Immigration Article of the Day: Loyalty Disarmament & the Undocumented by Pratheepan Gulasekaram
Loyalty Disarmament & the Undocumented by Pratheepan Gulasekaram
Abstract
Over the past year, “loyalty-based” gun laws have taken on importance they have not had since the Revolutionary period when some colonial governments sought to disarm sympathizers to the British Crown. This renewed interest is the product of the Supreme Court’s NYSPRA v. Bruen decision, which directed courts to seek historical analogues when assessing the constitutionality of current gun regulations. Post-Bruen, those Founding-era restrictions have been especially prevalent in Second Amendment cases challenging the federal prohibition on possession by unlawfully present noncitizens. On closer examination, however, this analogy is ill-fit.
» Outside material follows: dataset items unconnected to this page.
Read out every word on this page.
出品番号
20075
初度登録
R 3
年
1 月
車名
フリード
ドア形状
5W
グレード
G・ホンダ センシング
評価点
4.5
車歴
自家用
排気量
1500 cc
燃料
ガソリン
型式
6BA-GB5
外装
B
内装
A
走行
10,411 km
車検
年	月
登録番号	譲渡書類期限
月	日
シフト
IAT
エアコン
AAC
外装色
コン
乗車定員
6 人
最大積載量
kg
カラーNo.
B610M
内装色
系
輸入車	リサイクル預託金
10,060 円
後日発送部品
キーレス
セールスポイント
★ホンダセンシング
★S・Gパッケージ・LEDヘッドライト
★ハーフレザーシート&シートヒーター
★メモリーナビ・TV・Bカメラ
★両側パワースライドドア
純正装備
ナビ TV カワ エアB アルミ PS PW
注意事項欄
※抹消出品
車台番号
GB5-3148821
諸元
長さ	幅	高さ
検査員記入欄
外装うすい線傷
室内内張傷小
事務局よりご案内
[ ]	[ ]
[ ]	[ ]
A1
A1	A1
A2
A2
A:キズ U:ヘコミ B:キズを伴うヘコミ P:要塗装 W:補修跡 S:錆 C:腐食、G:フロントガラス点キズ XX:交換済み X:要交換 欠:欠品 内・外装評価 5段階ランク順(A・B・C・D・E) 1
Indeed, to the extent historical laws disarming British Loyalists remain relevant, they may presage other status-based prohibitions in § 922(g) conditioned on breaking oaths and allegiance to the United States. Courts are mistaken however, to equate the disarmament of those who were existential threats to the emerging Republic, to present day unlawfully present noncitizens, a status that did not exist until the late 19th or mid-20th centuries. The stakes of this misguided comparison are high. Not only does it threaten access to a fundamental right under Bruen‘s methodology, but more importantly it portends diminished and segregated constitutionalism for noncitizens across the board.